The first, and simplest way to assess these tools is relatively simple – usage and adoption rates. How many times are employees or candidates using these technologies? How are usage rates trending? If there implementation is meant to reduce usage of other tools or activities, (like, say, phone calls or emails to HR support staff), how are those activities trending? Are the calls to the HR help desk actually decreasing as we expected? These are simple measures, and valuable, but only provide baseline information, and not much towards determining the real impact of these new technologies.
The next common assessment approach is to evaluate user satisfaction. We can simply ask or survey the users of these technologies how they feel about them, are they proving helpful or useful, are they an improvement from the prior tools and processes? And more importantly, do these new technologies serve to actually help me accomplish what I am trying to accomplish, and in an efficient and user friendly manner? There are plenty of questions we can ask of users of these technologies to help in our evaluation of their effectiveness, the challenge is certainly determining the right questions to ask, how many to ask, how often to ask them, and how to easily collect and analyze the responses.
Finally, there are some emerging frameworks and approaches to evaluating the technologies themselves, ones that hopefully can be refined and applied more generally to these kinds of AI tools. Recently researchers at Google released findings and insights from their internal chatbot development efforts, and shared ideas on how these tools can be assessed. Google has developed an evaluation called the Sensibleness and Specificity Average, (SSA), which is meant to capture and evaluate to key elements of chatbot conversation and responses to human questions in two dimensions. First, does the chatbot’s response make sense? Generally speaking, we can use common sense to judge if a response makes sense and is reasonable given the context in which the chatbot is engaged. If anything in the response seems odd — confusing, illogical, out of context, or factually wrong — then it should be rated as, “does not make sense”. Second, Google recommends that chatbot responses be evaluated as to their specificity. A simple example would be in a recruiting chatbot context if a job seeker says “I am interested in marketing roles in the USA” and the chatbot replied “That’s nice” then the evaluation would be scored “Not specific”. That particular response, while not “wrong”, could be applied in almost any context. But if the chatbot response was “Great, let’s learn more about your marketing background to find roles that fit”, then the evaluation would be “Specific” as the information was tailored to the specific context of the conversation.

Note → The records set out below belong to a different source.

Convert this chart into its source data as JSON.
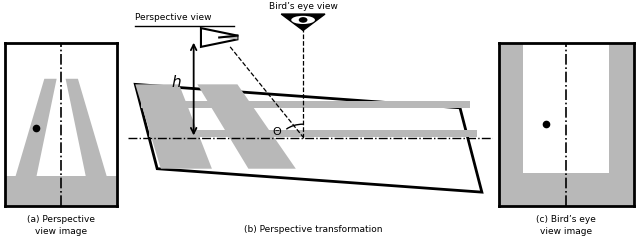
{
  "bg": "#ffffff",
  "gray": "#b8b8b8",
  "black": "#000000",
  "label_a": "(a) Perspective\nview image",
  "label_b": "(b) Perspective transformation",
  "label_c": "(c) Bird’s eye\nview image",
  "persp_label": "Perspective view",
  "bird_label": "Bird’s eye view",
  "h_label": "h",
  "theta_label": "Θ"
}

There is plenty more detail about the SSA metric and Google’s efforts to both design better, more helpful chatbot technology as well as their work to automate the assessment of chatbot technology on their Google AI blog (linked above). In particular, the researchers note that other attributes such as personality, safety, and bias also need to be assessed. But the main idea that I hope that HR and HR tech leaders take from this is to think about how, how often, and by what criteria they will need to evaluate these new AI tools that are becoming increasingly prevalent in HR and workplace technology. Careful and accurate evaluation will be essential in order for these technologies to deliver on their potential and promise as enablers of increased efficiency, accuracy, and improved workplace experiences.